J'ai remarqué un effet boule de neige sur les lecteurs. En général, après avoir fini Les Racines du Mal on veut le faire lire à d'autres.

Maurice G. Dantec :

Depuis quelques mois, on me dit pas mal ça. Ca évite des frais de publicité, c’est bien.

Après avoir lu Les Racines du Mal, on met en connection tous ces actes de violence isolés, dont on entend parler chaque jour. On a l’impression que cette vague de violence atteindra son paroxysme probable en fin de millénium. Pensez-vous que 1999 sera une année terrible ?

Moi, j’ai pris le truc à l’envers. Il y a un millénarisme, qui consiste à dire « En l’an 2000, tout va changer », et moi j’ai voulu retourner le probleme, càd montrer que l’histoire allait continuer. Ce n’est pas le changement de siècle en lui-même qui est important, c’est comment c’est interprété par les humains. Le fait qu’on passe soudainement le 31 à 00h de l’an 1999 à l’an 2000, n’a strictement aucun intérêt, ce qui est intéressant, ce sont toutes les interprétations que les humains vont en faire. Pourquoi ? Parce que c’est un chiffre symbolique, et que le millénarisme court dans la civilisation chrétienne depuis un millénaire voire deux. Il est possible qu’il y ait une sorte de « micro-apocalypse », comme je la décris. Mais ce sera uniquement parce que les humains l’auront décidé, par répercution de l’inconscient collectif. Je ne crois pas à une espèce d’horloge sacrée, divine, qui dira « Ah ! Le 31 décembre, tout doit exploser ! ». J’avais envie de me servir de ça pour montrer qu’en fin de compte, il est possible que ça se passe simplement parce que les humains auront pensé que c’est possible.
On parle de plus en plus de la violence. Est-ce que vous pensez que plus on en parle, plus y en a ?

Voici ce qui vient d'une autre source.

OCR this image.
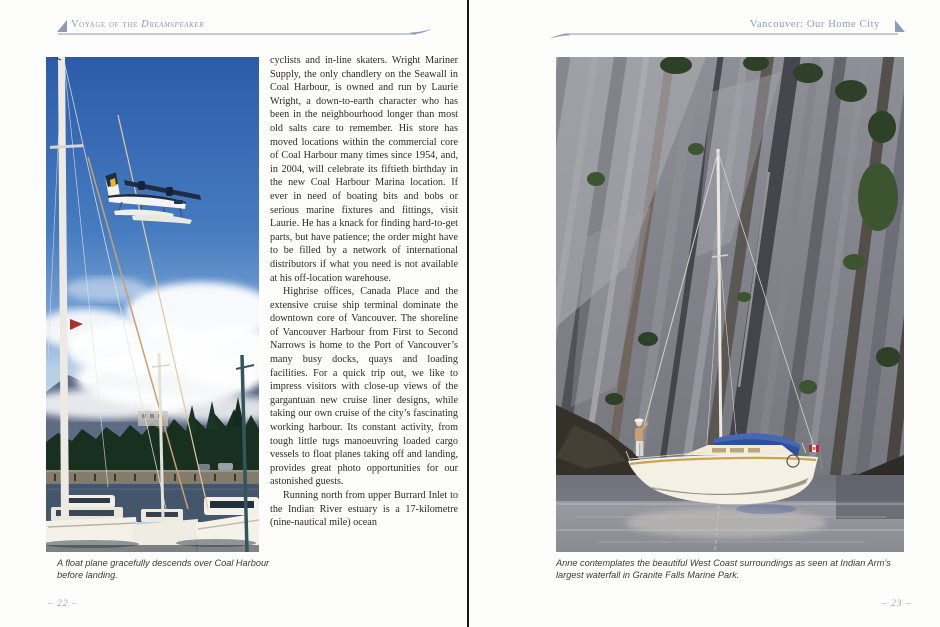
Voyage of the Dreamspeaker
A float plane gracefully descends over Coal Harbour before landing.

cyclists and in-line skaters. Wright Mariner Supply, the only chandlery on the Seawall in Coal Harbour, is owned and run by Laurie Wright, a down-to-earth character who has been in the neighbourhood longer than most old salts care to remember. His store has moved locations within the commercial core of Coal Harbour many times since 1954, and, in 2004, will celebrate its fiftieth birthday in the new Coal Harbour Marina location. If ever in need of boating bits and bobs or serious marine fixtures and fittings, visit Laurie. He has a knack for finding hard-to-get parts, but have patience; the order might have to be filled by a network of international distributors if what you need is not available at his off-location warehouse.

Highrise offices, Canada Place and the extensive cruise ship terminal dominate the downtown core of Vancouver. The shoreline of Vancouver Harbour from First to Second Narrows is home to the Port of Vancouver’s many busy docks, quays and loading facilities. For a quick trip out, we like to impress visitors with close-up views of the gargantuan new cruise liner designs, while taking our own cruise of the city’s fascinating working harbour. Its constant activity, from tough little tugs manoeuvring loaded cargo vessels to float planes taking off and landing, provides great photo opportunities for our astonished guests.

Running north from upper Burrard Inlet to the Indian River estuary is a 17-kilometre (nine-nautical mile) ocean

– 22 –
Vancouver: Our Home City
Anne contemplates the beautiful West Coast surroundings as seen at Indian Arm’s largest waterfall in Granite Falls Marine Park.
– 23 –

Non. Moi je ne pense pas que plus on en parle, plus y en a. Je pense que plus il y en a, plus on en parle. Il y a quand même une tendance, aujourd’hui, à vouloir mettre sur le dos du cinéma ou de la télévision les crimes qui se passent dans le réel. Ca me semble être, de la part des politiques, la stratégie la plus vicieuse qu’ils aient mis au point depuis des années. C’est maintenant les artistes qui parlent du réel qui sont coupables à la place du réel. Là, on atteint quand même des sommets dans le politiquement correct. C’est même de la machination mentale. Dans ce cas là, on interdit Shakespeare, ou Homère, Dostoïevski, Kafka, que sais-je... qui n’ont fait que dire « attendez, je suis écrivain, je fais mon boulot ».
A priori, il faudrait distinguer entre le cinéma, les livres, qui sont des démarches d’artistes, et la télévision.
Mais moi je ne crois pas à cette démarche d’artiste. Je suis pour la suppression pure et simple du CSA. Je pense que c’est une institution absurde et liberticide. On dit « Ah ! Il ne faut surtout pas montrer de violence aux jeunes têtes blondes. Surtout pas leur montrer le monde tel qu’il est. » A savoir que les humains sont des enculés, que les politiques sont tous pourris, ... Il ne faut surtout pas montrer la cruauté. Il faut préserver leur soi disant innocence. Conclusion : on dit que c’est à cause de la télé si on tue. Je crois que c’est exactement l’inverse. Les mômes tuent. Les mômes ont toujours tué. Les enfants sont des assassins, comme les adultes. Alors, évidemment, dire ça, montrer ça... mon Dieu ! On est en train de mettre, justement, des écrans de protection qui ont un effet vicieux.
Mais pourtant, dans l’affaire des deux jeunes meurtriers de Gournay, ils ont cité Tueurs Nés et d’autres films violents comme sources d’inspiration de leur crime !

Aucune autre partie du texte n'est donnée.